How many features is too many for logistic regression?
Table of Contents
- 1 How many features is too many for logistic regression?
- 2 Why can’t logistic regression use more than 2 classes?
- 3 Is feature selection necessary for logistic regression?
- 4 Can logistic regression have multiple features?
- 5 Why feature scaling is necessary in the context of linear regression?
- 6 How do you fit data in logistic regression?
How many features is too many for logistic regression?
It’s not some rule that specifies how many features you are permitted to use. The Rule of 10 is descriptive, not prescriptive, and it’s an approximate guideline: if the number of instances is much fewer than 10 times the number of features, you’re at especially high risk of overfitting, and you might get poor results.
Why can’t logistic regression use more than 2 classes?
The fit model predicts the probability that an example belongs to class 1. By default, logistic regression cannot be used for classification tasks that have more than two class labels, so-called multi-class classification. Instead, it requires modification to support multi-class classification problems.
Is logistic regression data scale necessary?
Summary. We need to perform Feature Scaling when we are dealing with Gradient Descent Based algorithms (Linear and Logistic Regression, Neural Network) and Distance-based algorithms (KNN, K-means, SVM) as these are very sensitive to the range of the data points.
Which method is used to best fit the data in logistic regression?
Just as ordinary least square regression is the method used to estimate coefficients for the best fit line in linear regression, logistic regression uses maximum likelihood estimation (MLE) to obtain the model coefficients that relate predictors to the target.

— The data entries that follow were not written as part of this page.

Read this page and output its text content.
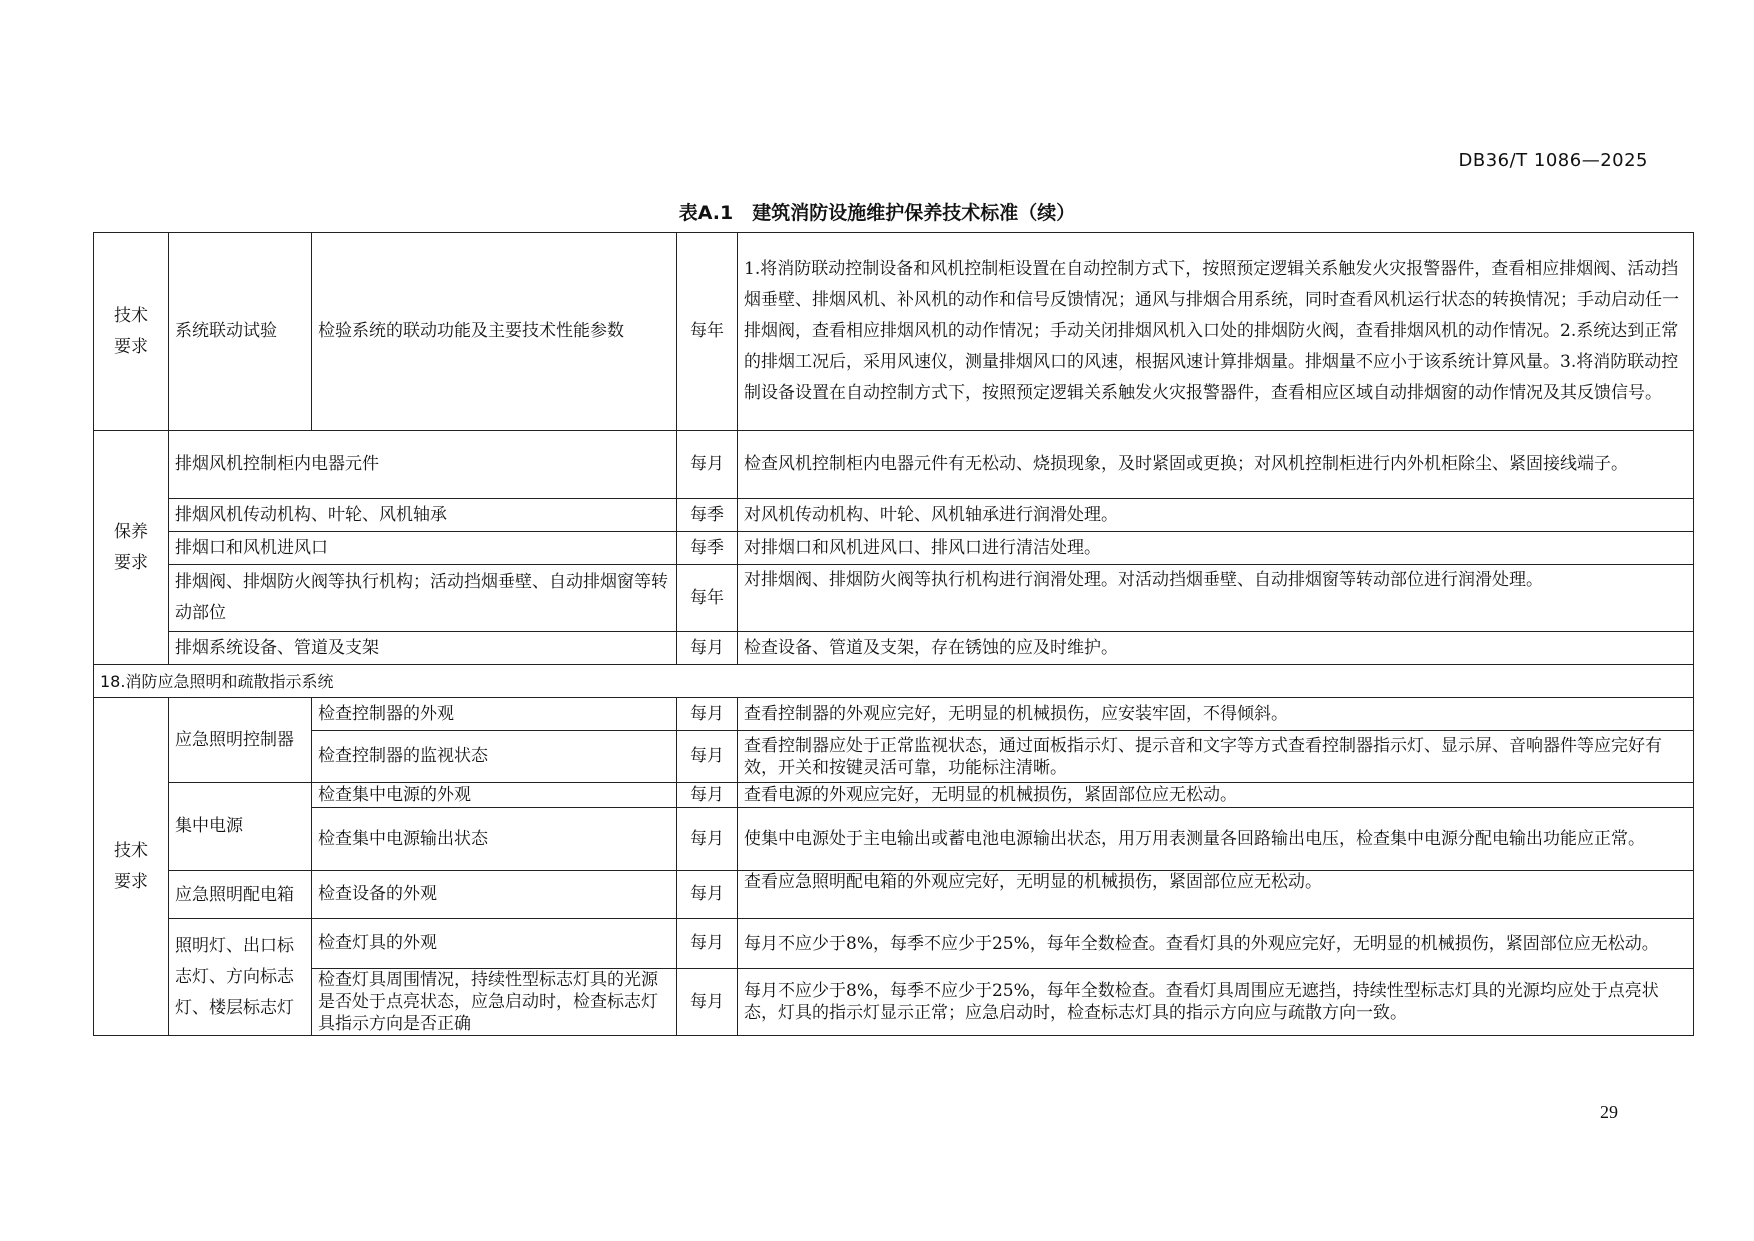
DB36/T 1086—2025
表A.1　建筑消防设施维护保养技术标准（续）
技术要求	系统联动试验	检验系统的联动功能及主要技术性能参数	每年	1.将消防联动控制设备和风机控制柜设置在自动控制方式下，按照预定逻辑关系触发火灾报警器件，查看相应排烟阀、活动挡烟垂壁、排烟风机、补风机的动作和信号反馈情况；通风与排烟合用系统，同时查看风机运行状态的转换情况；手动启动任一排烟阀，查看相应排烟风机的动作情况；手动关闭排烟风机入口处的排烟防火阀，查看排烟风机的动作情况。2.系统达到正常的排烟工况后，采用风速仪，测量排烟风口的风速，根据风速计算排烟量。排烟量不应小于该系统计算风量。3.将消防联动控制设备设置在自动控制方式下，按照预定逻辑关系触发火灾报警器件，查看相应区域自动排烟窗的动作情况及其反馈信号。
保养要求	排烟风机控制柜内电器元件		每月	检查风机控制柜内电器元件有无松动、烧损现象，及时紧固或更换；对风机控制柜进行内外机柜除尘、紧固接线端子。
	排烟风机传动机构、叶轮、风机轴承		每季	对风机传动机构、叶轮、风机轴承进行润滑处理。
	排烟口和风机进风口		每季	对排烟口和风机进风口、排风口进行清洁处理。
	排烟阀、排烟防火阀等执行机构；活动挡烟垂壁、自动排烟窗等转动部位		每年	对排烟阀、排烟防火阀等执行机构进行润滑处理。对活动挡烟垂壁、自动排烟窗等转动部位进行润滑处理。
	排烟系统设备、管道及支架		每月	检查设备、管道及支架，存在锈蚀的应及时维护。
18.消防应急照明和疏散指示系统				
技术要求	应急照明控制器	检查控制器的外观	每月	查看控制器的外观应完好，无明显的机械损伤，应安装牢固，不得倾斜。
		检查控制器的监视状态	每月	查看控制器应处于正常监视状态，通过面板指示灯、提示音和文字等方式查看控制器指示灯、显示屏、音响器件等应完好有效，开关和按键灵活可靠，功能标注清晰。
	集中电源	检查集中电源的外观	每月	查看电源的外观应完好，无明显的机械损伤，紧固部位应无松动。
		检查集中电源输出状态	每月	使集中电源处于主电输出或蓄电池电源输出状态，用万用表测量各回路输出电压，检查集中电源分配电输出功能应正常。
	应急照明配电箱	检查设备的外观	每月	查看应急照明配电箱的外观应完好，无明显的机械损伤，紧固部位应无松动。
	照明灯、出口标志灯、方向标志灯、楼层标志灯	检查灯具的外观	每月	每月不应少于8%，每季不应少于25%，每年全数检查。查看灯具的外观应完好，无明显的机械损伤，紧固部位应无松动。
		检查灯具周围情况，持续性型标志灯具的光源是否处于点亮状态，应急启动时，检查标志灯具指示方向是否正确	每月	每月不应少于8%，每季不应少于25%，每年全数检查。查看灯具周围应无遮挡，持续性型标志灯具的光源均应处于点亮状态，灯具的指示灯显示正常；应急启动时，检查标志灯具的指示方向应与疏散方向一致。
29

Is feature selection necessary for logistic regression?
It is not necessary to do the feature selection. On the other and, if you do feature selection, in most cases, the performance (classification accuracy) will be worse.

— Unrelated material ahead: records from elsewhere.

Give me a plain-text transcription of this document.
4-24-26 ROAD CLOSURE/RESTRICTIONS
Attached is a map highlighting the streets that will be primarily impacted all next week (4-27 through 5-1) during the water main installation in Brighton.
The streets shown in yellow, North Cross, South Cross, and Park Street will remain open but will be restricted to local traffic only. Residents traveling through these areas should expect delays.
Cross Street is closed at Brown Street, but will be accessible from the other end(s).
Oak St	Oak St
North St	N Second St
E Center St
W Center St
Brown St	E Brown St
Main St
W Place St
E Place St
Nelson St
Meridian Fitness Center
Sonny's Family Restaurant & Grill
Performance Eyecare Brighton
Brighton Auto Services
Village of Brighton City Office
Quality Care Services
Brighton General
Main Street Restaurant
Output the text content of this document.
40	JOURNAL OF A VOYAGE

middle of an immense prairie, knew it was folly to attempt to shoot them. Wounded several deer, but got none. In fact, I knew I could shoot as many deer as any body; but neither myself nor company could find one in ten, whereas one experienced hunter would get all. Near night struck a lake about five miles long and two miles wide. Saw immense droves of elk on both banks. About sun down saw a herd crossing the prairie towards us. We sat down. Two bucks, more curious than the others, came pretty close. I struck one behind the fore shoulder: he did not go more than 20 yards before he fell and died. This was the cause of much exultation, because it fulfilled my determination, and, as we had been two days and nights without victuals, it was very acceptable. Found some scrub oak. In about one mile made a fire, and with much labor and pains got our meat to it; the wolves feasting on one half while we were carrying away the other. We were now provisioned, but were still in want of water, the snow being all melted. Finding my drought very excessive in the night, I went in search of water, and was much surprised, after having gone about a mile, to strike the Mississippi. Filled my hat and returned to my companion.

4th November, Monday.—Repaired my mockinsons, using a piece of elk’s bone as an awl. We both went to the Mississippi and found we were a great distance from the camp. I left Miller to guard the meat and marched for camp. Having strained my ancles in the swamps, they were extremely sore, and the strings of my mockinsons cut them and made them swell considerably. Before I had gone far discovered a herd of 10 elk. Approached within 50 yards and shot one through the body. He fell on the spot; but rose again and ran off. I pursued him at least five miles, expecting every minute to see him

Can logistic regression have multiple features?
Unlike linear regression which outputs continuous number values, logistic regression uses the logistic sigmoid function to transform its output to return a probability value which can then be mapped to two or more discrete classes.

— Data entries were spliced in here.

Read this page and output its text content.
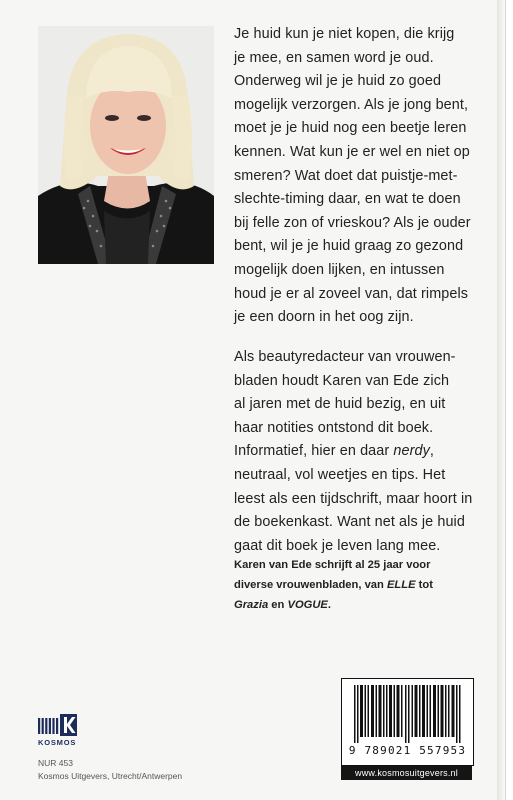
Je huid kun je niet kopen, die krijg
je mee, en samen word je oud.
Onderweg wil je je huid zo goed
mogelijk verzorgen. Als je jong bent,
moet je je huid nog een beetje leren
kennen. Wat kun je er wel en niet op
smeren? Wat doet dat puistje-met-
slechte-timing daar, en wat te doen
bij felle zon of vrieskou? Als je ouder
bent, wil je je huid graag zo gezond
mogelijk doen lijken, en intussen
houd je er al zoveel van, dat rimpels
je een doorn in het oog zijn.
Als beautyredacteur van vrouwen-
bladen houdt Karen van Ede zich
al jaren met de huid bezig, en uit
haar notities ontstond dit boek.
Informatief, hier en daar nerdy,
neutraal, vol weetjes en tips. Het
leest als een tijdschrift, maar hoort in
de boekenkast. Want net als je huid
gaat dit boek je leven lang mee.
Karen van Ede schrijft al 25 jaar voor
diverse vrouwenbladen, van ELLE tot
Grazia en VOGUE.
KOSMOS
NUR 453
Kosmos Uitgevers, Utrecht/Antwerpen
9 789021 557953
www.kosmosuitgevers.nl
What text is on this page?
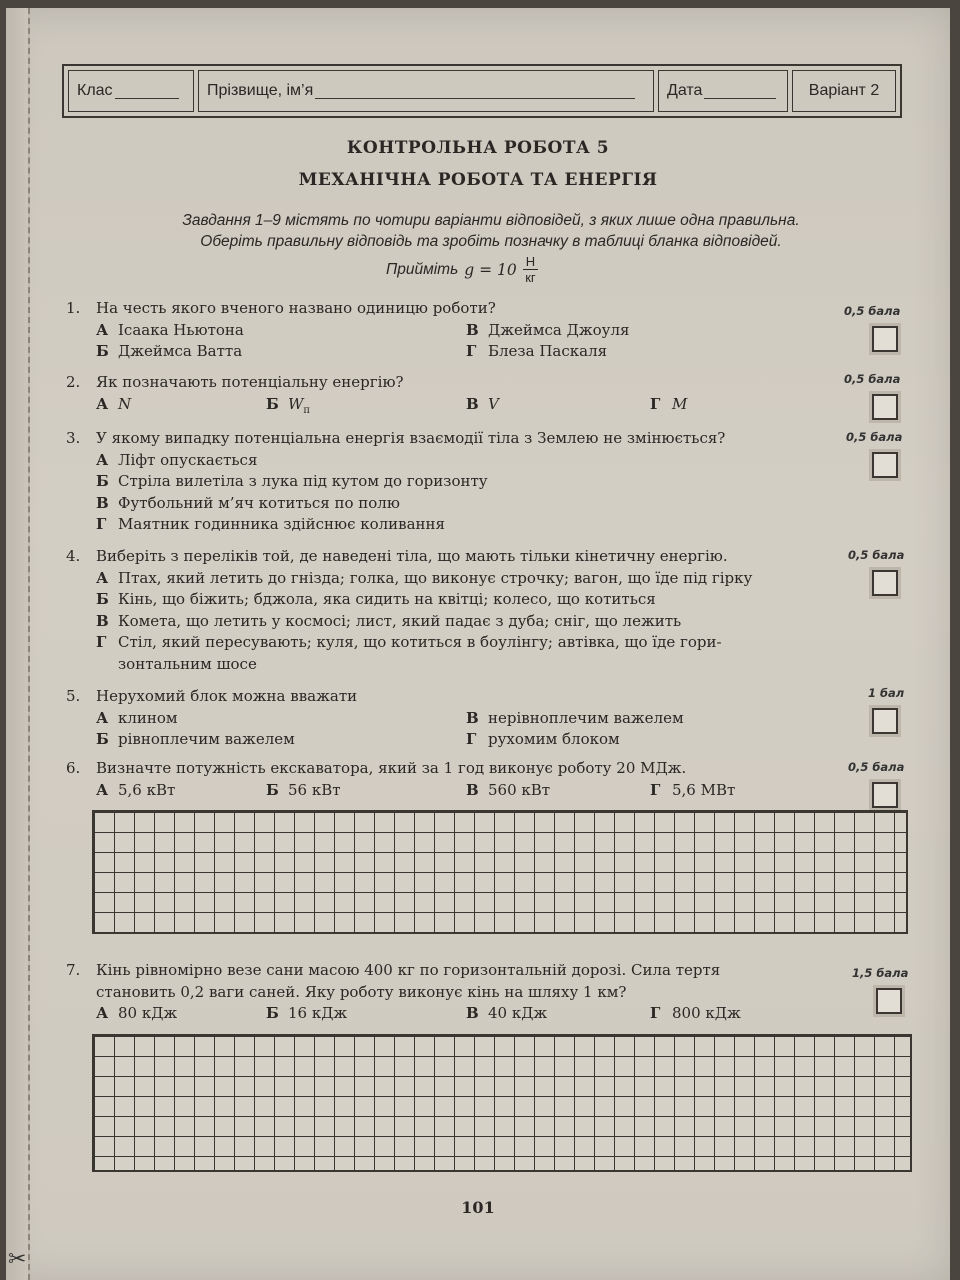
✂
Клас	Прізвище, ім’я	Дата	Варіант 2
КОНТРОЛЬНА РОБОТА 5
МЕХАНІЧНА РОБОТА ТА ЕНЕРГІЯ
Завдання 1–9 містять по чотири варіанти відповідей, з яких лише одна правильна.
Оберіть правильну відповідь та зробіть позначку в таблиці бланка відповідей.
Прийміть $g = 10 \frac{Н}{кг}$
1.	На честь якого вченого названо одиницю роботи?
А Ісаака Ньютона	В Джеймса Джоуля
Б Джеймса Ватта	Г Блеза Паскаля
0,5 бала
2.	Як позначають потенціальну енергію?
А N	Б $W_п$	В V	Г M
0,5 бала
3.	У якому випадку потенціальна енергія взаємодії тіла з Землею не змінюється?
А Ліфт опускається
Б Стріла вилетіла з лука під кутом до горизонту
В Футбольний м’яч котиться по полю
Г Маятник годинника здійснює коливання
0,5 бала
4.	Виберіть з переліків той, де наведені тіла, що мають тільки кінетичну енергію.
А Птах, який летить до гнізда; голка, що виконує строчку; вагон, що їде під гірку
Б Кінь, що біжить; бджола, яка сидить на квітці; колесо, що котиться
В Комета, що летить у космосі; лист, який падає з дуба; сніг, що лежить
Г Стіл, який пересувають; куля, що котиться в боулінгу; автівка, що їде гори-
зонтальним шосе
0,5 бала
5.	Нерухомий блок можна вважати
А клином	В нерівноплечим важелем
Б рівноплечим важелем	Г рухомим блоком
1 бал
6.	Визначте потужність екскаватора, який за 1 год виконує роботу 20 МДж.
А 5,6 кВт	Б 56 кВт	В 560 кВт	Г 5,6 МВт
0,5 бала
7.	Кінь рівномірно везе сани масою 400 кг по горизонтальній дорозі. Сила тертя
становить 0,2 ваги саней. Яку роботу виконує кінь на шляху 1 км?
А 80 кДж	Б 16 кДж	В 40 кДж	Г 800 кДж
1,5 бала
101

Is it possible to apply logistic regression algorithm on a class classification problem 3?
Yes, we can apply logistic regression on 3 classification problem, We can use One Vs all method for 3 class classification in logistic regression.
Is logistic regression affected by standardizing the features?
Standardization isn’t required for logistic regression. The main goal of standardizing features is to help convergence of the technique used for optimization. For example, if you use Newton-Raphson to maximize the likelihood, standardizing the features makes the convergence faster.
Why feature scaling is necessary in the context of linear regression?
What about regression? In regression, it is often recommended to scale the features so that the predictors have a mean of 0. This makes it easier to interpret the intercept term as the expected value of Y when the predictor values are set to their means.
How do you fit data in logistic regression?
Once we have a model (the logistic regression model) we need to fit it to a set of data in order to estimate the parameters β0 and β1. In a linear regression we mentioned that the straight line fitting the data can be obtained by minimizing the distance between each dot of a plot and the regression line.